Of course, we support a struggle within the Labour Party to change this position but Sewell says change "is not going to happen any time soon." In the meantime, workers are losing their jobs as in Birmingham, at the hands of the right-wing Labour council, and elsewhere.
Workers and campaigners against cuts will not just go on strike but are beginning to pose the question of standing in local council elections, not against Jeremy Corbyn but the right wing that are in the process of stabbing him in the back by implementing Tory cuts.
We will not stand against Corbyn or committed Corbyn supporters, particularly where they are actively opposing and refusing to carry through the cuts.
But no such undertaking can or should be given to those carrying out cuts, especially while the right-wing continues to control not just the Labour machine but also most Labour councils.

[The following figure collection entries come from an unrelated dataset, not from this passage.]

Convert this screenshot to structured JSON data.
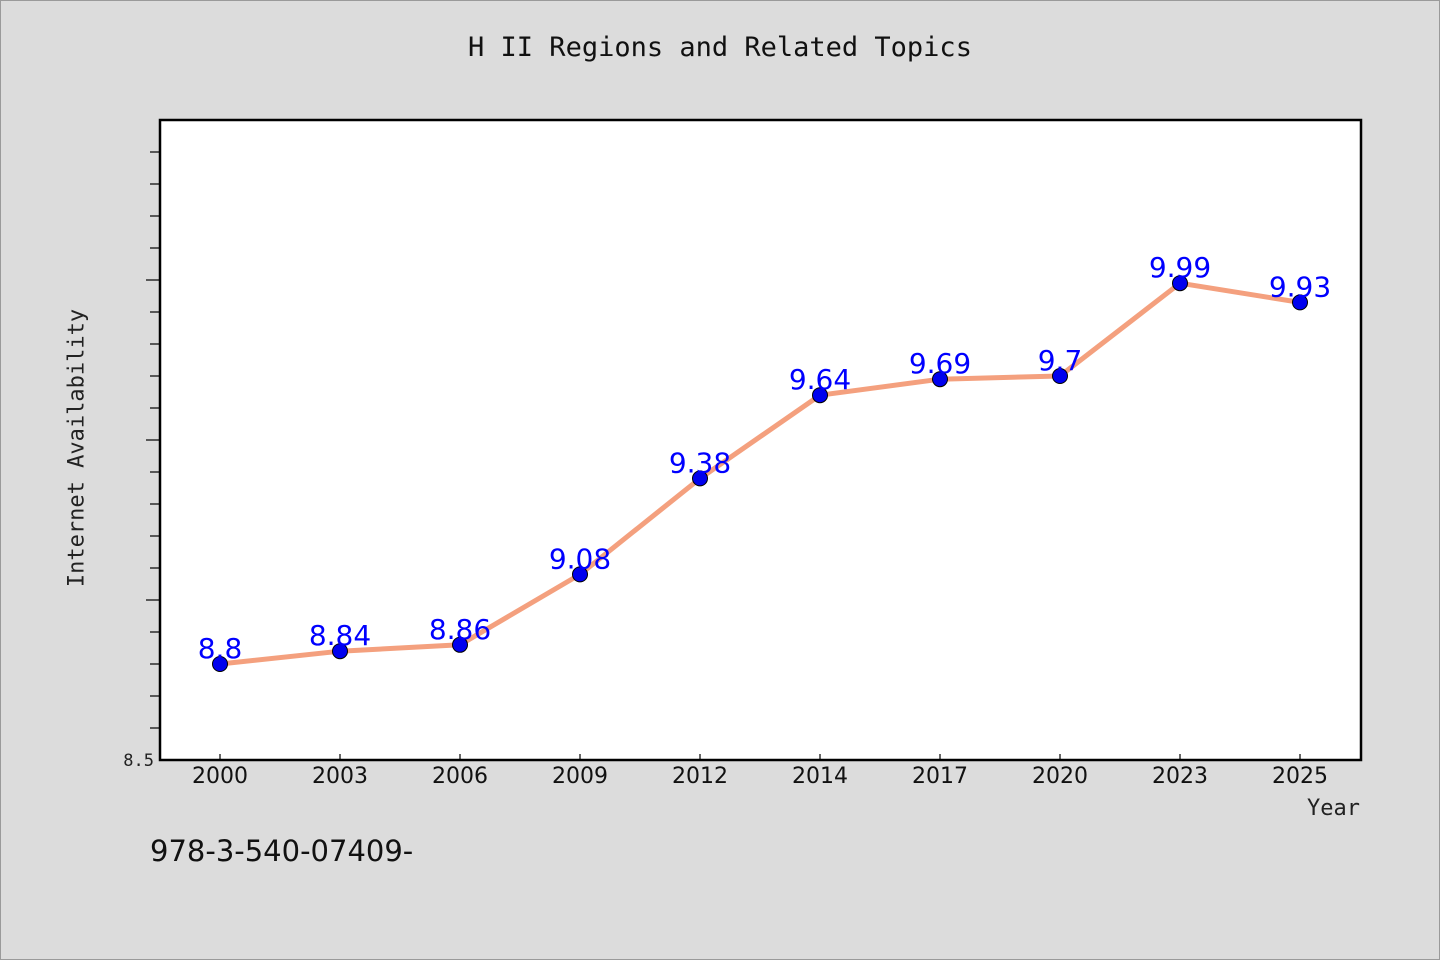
{
  "chart_data": {
    "type": "line",
    "title": "H II Regions and Related Topics",
    "xlabel": "Year",
    "ylabel": "Internet Availability",
    "categories": [
      "2000",
      "2003",
      "2006",
      "2009",
      "2012",
      "2014",
      "2017",
      "2020",
      "2023",
      "2025"
    ],
    "series": [
      {
        "values": [
          8.8,
          8.84,
          8.86,
          9.08,
          9.38,
          9.64,
          9.69,
          9.7,
          9.99,
          9.93
        ],
        "labels": [
          "8.8",
          "8.84",
          "8.86",
          "9.08",
          "9.38",
          "9.64",
          "9.69",
          "9.7",
          "9.99",
          "9.93"
        ]
      }
    ],
    "y_tick_labels": [
      "8.5"
    ],
    "ylim": [
      8.5,
      10.5
    ],
    "grid": false,
    "line_color": "#f4a07e",
    "marker_color": "#0000ee",
    "label_color": "#0000ff"
  },
  "footnote": "978-3-540-07409-"
}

At the same time, we will assist in every way in supporting the genuine fighting left within the Labour Party to effect real change. This is what we did in the general election when we were thanked by many Labour supporters for active support for Corbyn.
We correctly predicted that Corbyn could 'win' or dramatically improve his support on a radical programme. This approach offers the possibility of assisting the powerful urge for change at the base of the labour movement.
Momentum, despite claims to a mass membership, has not mobilised the potential for constitutional and political change. Consequently, there is a real danger that these new members can drift away, thereby strengthening the right wing.
The civil war goes on and the right as yet are not completely defeated. However, they can be through consistent struggle at the top and bottom of the labour movement.
But one thing is clear: this will not be achieved by the methods of the IMT, which passes for a 'Marxist' force. They are commentators, and bad commentators at that, who have little influence amongst young people, workers, or in the trade unions.
In contrast, the position of the Socialist Party offers a way to continue the battle to transform Labour into a mass fighting force.